Le Brésil, laboratoire du vin de demain

Sylvaine Castellano, Directrice de la recherche, EM Normandie

Insaf Khelladi, Professeur Associé en Marketing, Pôle Léonard de Vinci

Rossella Sorio, Professeure Associée, Département Marketing ICN BS, ICN Business School

Au-delà du football et du café, le Brésil vit une révolution viticole : innovations, terroirs surprenants et jeunesse audacieuse redéfinissent sa production de vin.
Texte intégral (1905 mots)
La vallée des vignobles de Bento Gonçalves dans Rio Grande do Sul au Brésil a été fortement influencée par les descendants des immigrants italiens venus dans la région. ViagenseCaminhos/Shutterstock

Le Brésil dispose de tous les atouts pour devenir un acteur clé du vin au XXIe siècle… à condition d’assumer pleinement son rôle : un laboratoire d’expérimentation, de consommation et de durabilité viticole à l’échelle mondiale. Après le football et le café, le vin, nouvel emblème du Brésil ?


Le Brésil, pays le plus peuplé d’Amérique du Sud avec 212 583 750 d’habitants et cinquième producteur de vin de l’hémisphère sud, suscite un intérêt international croissant. Longtemps perçu comme un acteur marginal sur la scène viticole, il connaît une transformation rapide, portée par des innovations techniques, une diversification de ses terroirs et une nouvelle génération de consommateurs.

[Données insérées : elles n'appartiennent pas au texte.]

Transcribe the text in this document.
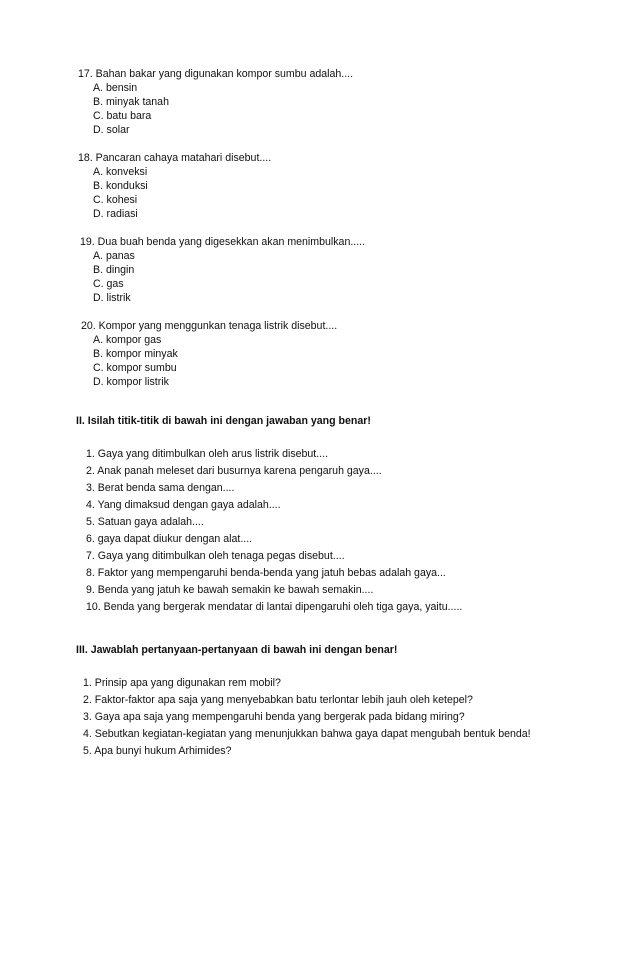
17. Bahan bakar yang digunakan kompor sumbu adalah....
A. bensin
B. minyak tanah
C. batu bara
D. solar
18. Pancaran cahaya matahari disebut....
A. konveksi
B. konduksi
C. kohesi
D. radiasi
19. Dua buah benda yang digesekkan akan menimbulkan.....
A. panas
B. dingin
C. gas
D. listrik
20. Kompor yang menggunkan tenaga listrik disebut....
A. kompor gas
B. kompor minyak
C. kompor sumbu
D. kompor listrik
II. Isilah titik-titik di bawah ini dengan jawaban yang benar!
1. Gaya yang ditimbulkan oleh arus listrik disebut....
2. Anak panah meleset dari busurnya karena pengaruh gaya....
3. Berat benda sama dengan....
4. Yang dimaksud dengan gaya adalah....
5. Satuan gaya adalah....
6. gaya dapat diukur dengan alat....
7. Gaya yang ditimbulkan oleh tenaga pegas disebut....
8. Faktor yang mempengaruhi benda-benda yang jatuh bebas adalah gaya...
9. Benda yang jatuh ke bawah semakin ke bawah semakin....
10. Benda yang bergerak mendatar di lantai dipengaruhi oleh tiga gaya, yaitu.....
III. Jawablah pertanyaan-pertanyaan di bawah ini dengan benar!
1. Prinsip apa yang digunakan rem mobil?
2. Faktor-faktor apa saja yang menyebabkan batu terlontar lebih jauh oleh ketepel?
3. Gaya apa saja yang mempengaruhi benda yang bergerak pada bidang miring?
4. Sebutkan kegiatan-kegiatan yang menunjukkan bahwa gaya dapat mengubah bentuk benda!
5. Apa bunyi hukum Arhimides?
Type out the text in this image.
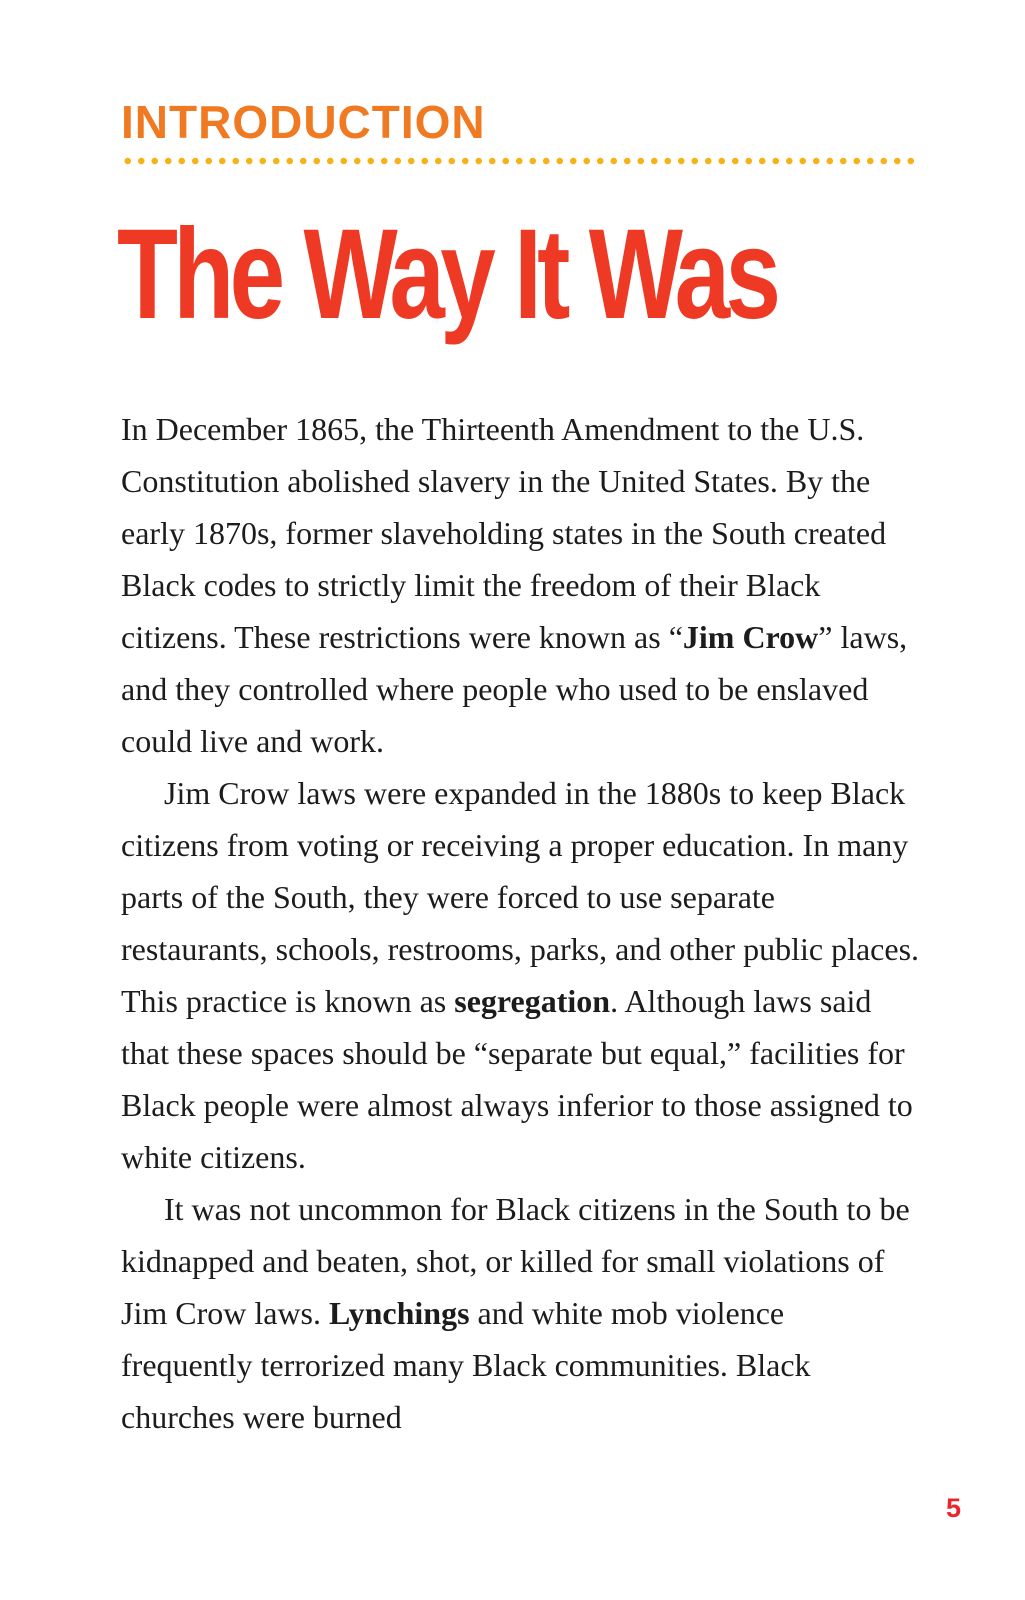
INTRODUCTION
The Way It Was

In December 1865, the Thirteenth Amendment to the U.S. Constitution abolished slavery in the United States. By the early 1870s, former slaveholding states in the South created Black codes to strictly limit the freedom of their Black citizens. These restrictions were known as “Jim Crow” laws, and they controlled where people who used to be enslaved could live and work.

Jim Crow laws were expanded in the 1880s to keep Black citizens from voting or receiving a proper education. In many parts of the South, they were forced to use separate restaurants, schools, restrooms, parks, and other public places. This practice is known as segregation. Although laws said that these spaces should be “separate but equal,” facilities for Black people were almost always inferior to those assigned to white citizens.

It was not uncommon for Black citizens in the South to be kidnapped and beaten, shot, or killed for small violations of Jim Crow laws. Lynchings and white mob violence frequently terrorized many Black communities. Black churches were burned

5
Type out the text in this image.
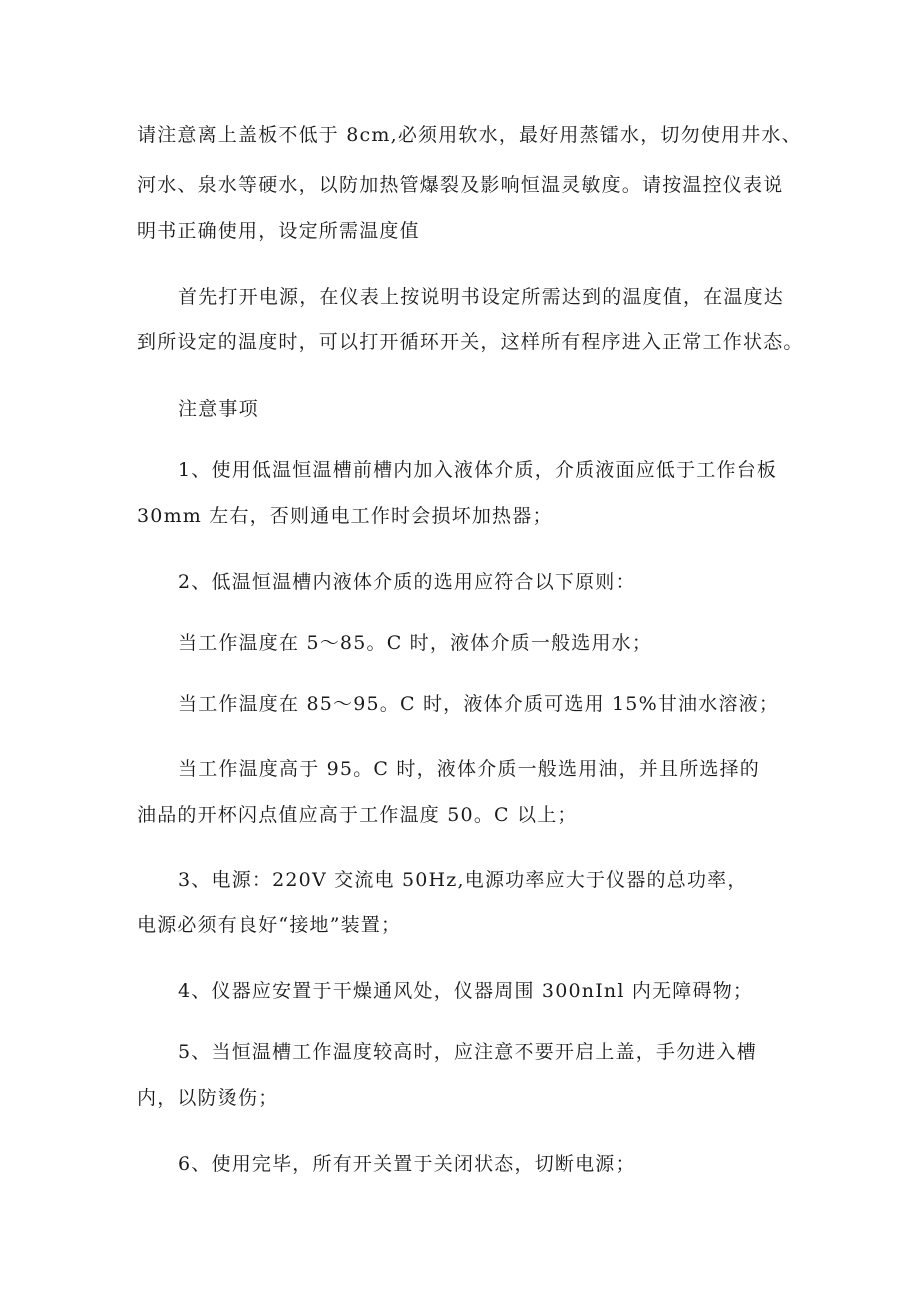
请注意离上盖板不低于 8cm,必须用软水，最好用蒸镭水，切勿使用井水、
河水、泉水等硬水，以防加热管爆裂及影响恒温灵敏度。请按温控仪表说
明书正确使用，设定所需温度值
首先打开电源，在仪表上按说明书设定所需达到的温度值，在温度达
到所设定的温度时，可以打开循环开关，这样所有程序进入正常工作状态。
注意事项
1、使用低温恒温槽前槽内加入液体介质，介质液面应低于工作台板
30mm 左右，否则通电工作时会损坏加热器；
2、低温恒温槽内液体介质的选用应符合以下原则：
当工作温度在 5～85。C 时，液体介质一般选用水；
当工作温度在 85～95。C 时，液体介质可选用 15%甘油水溶液；
当工作温度高于 95。C 时，液体介质一般选用油，并且所选择的
油品的开杯闪点值应高于工作温度 50。C 以上；
3、电源：220V 交流电 50Hz,电源功率应大于仪器的总功率，
电源必须有良好“接地”装置；
4、仪器应安置于干燥通风处，仪器周围 300nInl 内无障碍物；
5、当恒温槽工作温度较高时，应注意不要开启上盖，手勿进入槽
内，以防烫伤；
6、使用完毕，所有开关置于关闭状态，切断电源；
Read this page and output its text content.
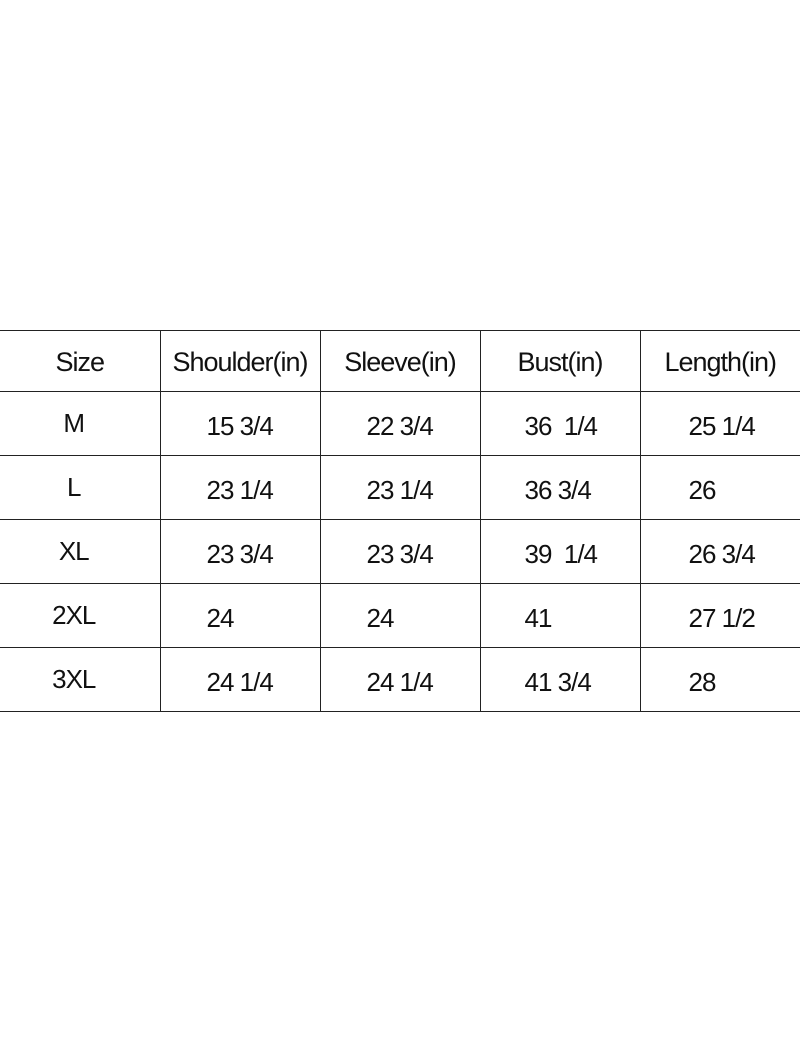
Size	Shoulder(in)	Sleeve(in)	Bust(in)	Length(in)
M	15 3/4	22 3/4	36  1/4	25 1/4
L	23 1/4	23 1/4	36 3/4	26
XL	23 3/4	23 3/4	39  1/4	26 3/4
2XL	24	24	41	27 1/2
3XL	24 1/4	24 1/4	41 3/4	28
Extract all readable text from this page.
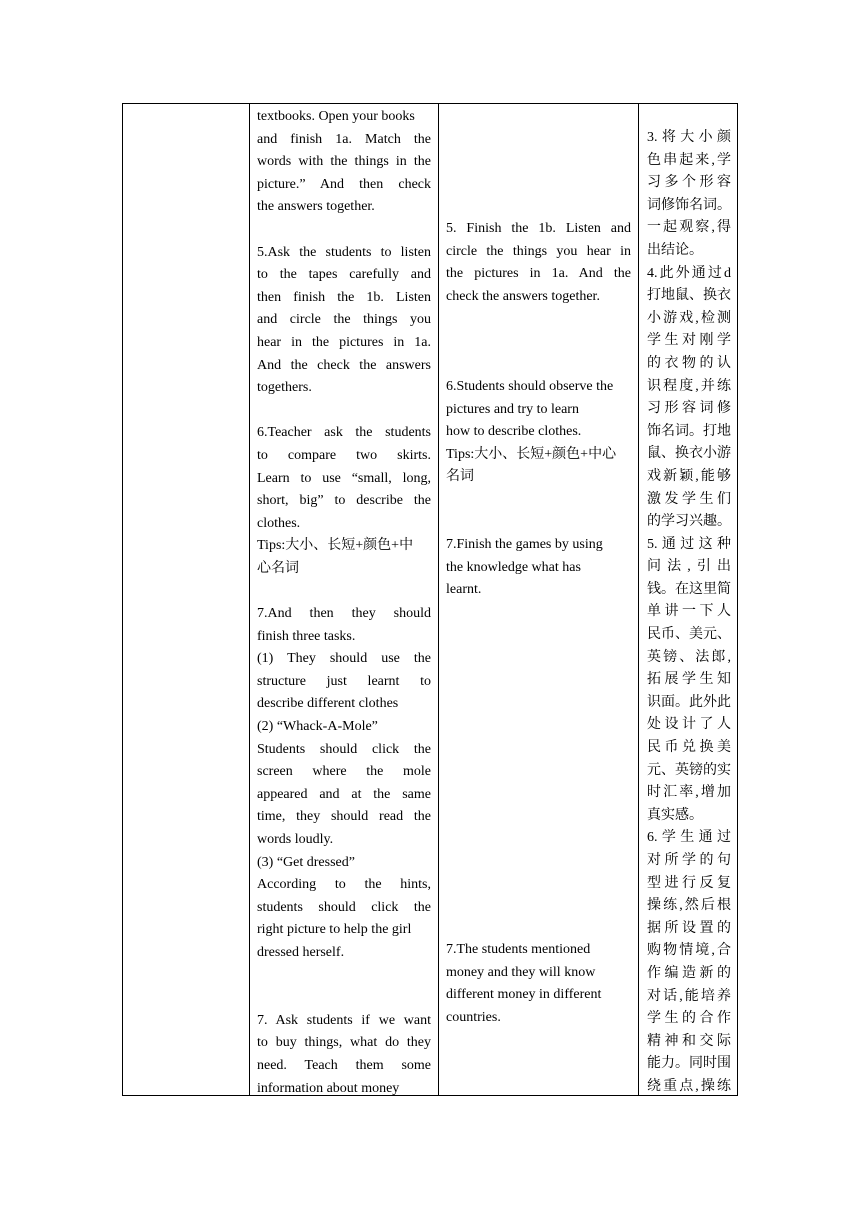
textbooks. Open your books
and finish 1a. Match the
words with the things in the
picture.” And then check
the answers together.
5.Ask the students to listen
to the tapes carefully and
then finish the 1b. Listen
and circle the things you
hear in the pictures in 1a.
And the check the answers
togethers.
6.Teacher ask the students
to compare two skirts.
Learn to use “small, long,
short, big” to describe the
clothes.
Tips:大小、长短+颜色+中
心名词
7.And then they should
finish three tasks.
(1) They should use the
structure just learnt to
describe different clothes
(2) “Whack-A-Mole”
Students should click the
screen where the mole
appeared and at the same
time, they should read the
words loudly.
(3) “Get dressed”
According to the hints,
students should click the
right picture to help the girl
dressed herself.
7. Ask students if we want
to buy things, what do they
need. Teach them some
information about money
5. Finish the 1b. Listen and
circle the things you hear in
the pictures in 1a. And the
check the answers together.
6.Students should observe the
pictures and try to learn
how to describe clothes.
Tips:大小、长短+颜色+中心
名词
7.Finish the games by using
the knowledge what has
learnt.
7.The students mentioned
money and they will know
different money in different
countries.
3.将大小颜
色串起来,学
习多个形容
词修饰名词。
一起观察,得
出结论。
4.此外通过d
打地鼠、换衣
小游戏,检测
学生对刚学
的衣物的认
识程度,并练
习形容词修
饰名词。打地
鼠、换衣小游
戏新颖,能够
激发学生们
的学习兴趣。
5.通过这种
问法,引出
钱。在这里简
单讲一下人
民币、美元、
英镑、法郎,
拓展学生知
识面。此外此
处设计了人
民币兑换美
元、英镑的实
时汇率,增加
真实感。
6.学生通过
对所学的句
型进行反复
操练,然后根
据所设置的
购物情境,合
作编造新的
对话,能培养
学生的合作
精神和交际
能力。同时围
绕重点,操练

Cette dynamique fait du pays un véritable laboratoire des nouvelles tendances mondiales du vin. Le marché brésilien connaît une croissance impressionnante : 11,46 milliards d'euros de chiffre d’affaires en 2024, avec des prévisions atteignant 19,12 milliards d'euros d’ici 2030, à un rythme de croissance annuelle moyen de 9,1 %. En valeur, le Brésil représente aujourd’hui 2,6 % du marché mondial du vin.

Comment expliquer ce marché émergent ?

Nouveaux terroirs

Le pays produit entre 1,6 et 1,7 million de tonnes de raisins par an, sur près de 81 000 hectares. Le sud du pays reste le cœur de la viticulture brésilienne, avec 90 % de la production concentrée dans l’État du Rio Grande do Sul. La région de Pinto Bandeira s’est distinguée pour ses vins mousseux de qualité, produits selon la méthode traditionnelle, à base de Chardonnay et de Pinot noir.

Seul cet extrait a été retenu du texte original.